Rien
de bien nouveau à ajouter au dossier de la laïcité : on nous rebat les
oreilles de l'exigence laïque, mais pour l'instant, aucun événement ne
vient changer la donne.
Il
faut tout de même mentionner une légère inflexion du discours des
évêques de France, réunis à Lourdes au début de ce mois. Témoin, Mgr
Doré, théologien en titre de l'épiscopat. Dans un entretien avec Elie
Maréchal, du Figaro, il s'explique sur les nouveaux éléments
constitutifs de la laïcité française « Alors que l'État et les
religions avaient progressé jusqu'à récemment dans un dialogue mutuel
et constructif, on en vient à réfréner le droit équitable pour tous,
par crainte d'un excès de droit revendiqués par une minorité ». Et
de porter ce diagnostic sans appel sur les relations actuelles entre
l'Église et l'Etat : « L'islam étant présenté comme un danger du
fait des islamistes, la laïcité française se crispe, tend même à
régresser vers un laïcisme sourcilleux ». Le terme de laïcisme
n'est pas habituel dans la bouche d'un évêque, que sa fonction incline
en général à tous les compromis avec la République.
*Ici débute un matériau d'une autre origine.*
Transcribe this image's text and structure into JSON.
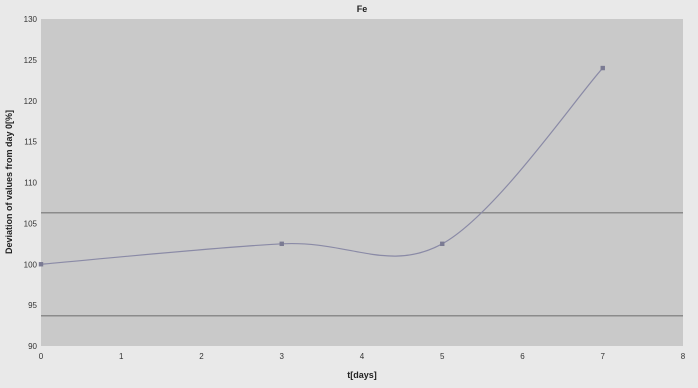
{
  "chart_data": {
    "type": "line",
    "title": "Fe",
    "xlabel": "t[days]",
    "ylabel": "Deviation of values from day 0[%]",
    "xlim": [
      0,
      8
    ],
    "ylim": [
      90,
      130
    ],
    "x_ticks": [
      "0",
      "1",
      "2",
      "3",
      "4",
      "5",
      "6",
      "7",
      "8"
    ],
    "y_ticks": [
      "90",
      "95",
      "100",
      "105",
      "110",
      "115",
      "120",
      "125",
      "130"
    ],
    "series": [
      {
        "points": [
          {
            "x": 0,
            "y": 100
          },
          {
            "x": 3,
            "y": 102.5
          },
          {
            "x": 5,
            "y": 102.5
          },
          {
            "x": 7,
            "y": 124
          }
        ],
        "color": "#8a8aa6",
        "smooth": true
      }
    ],
    "reference_lines": [
      106.3,
      93.7
    ],
    "grid": false,
    "plot_background": "#c9c9c9",
    "page_background": "#e9e9e9",
    "line_color": "#8a8aa6",
    "reference_line_color": "#8b8b8b"
  }
}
Il faut que la
situation soit en effet plus préoccupante qu'on ne le dit pour que l'on
en soit arrivé à une telle absence de langue de bois.
Mais
ce n'est pas tout. Ajoutons que désormais les évêques n'hésiteront
plus à revenir sur l'idée d'une fonction publique de l'Église dans la
société laïque : « L'islam oblige à considérer à nouveau que
toute religion a un impact publique ». n ne s'agit pas de déférer
à la volonté de ceux qui entendent « confiner (le religieux) dans
le sanctuaire de la conscience ».
Oh
! Cela ne signifie pas que Mgr Doré aurait abjuré la « liberté de
recherche » de chaque croyant, telle que l'enseigne le second concile
du Vatican. Cela ne veut pas dire que la société se devrait de pratiquer
une sorte de préférence catholique, reconnaissant ainsi une autorité à
l'Eglise fondée par Jésus Christ pour le salut de l'humanité. Notons
d'ailleurs que les évêques ne parlent plus jamais nommément de
l'Église catholique quand ils s'expriment sur la laïcité ; ils parlent «
des religions » (raisonnables) et « des intégrismes » (déraisonnables).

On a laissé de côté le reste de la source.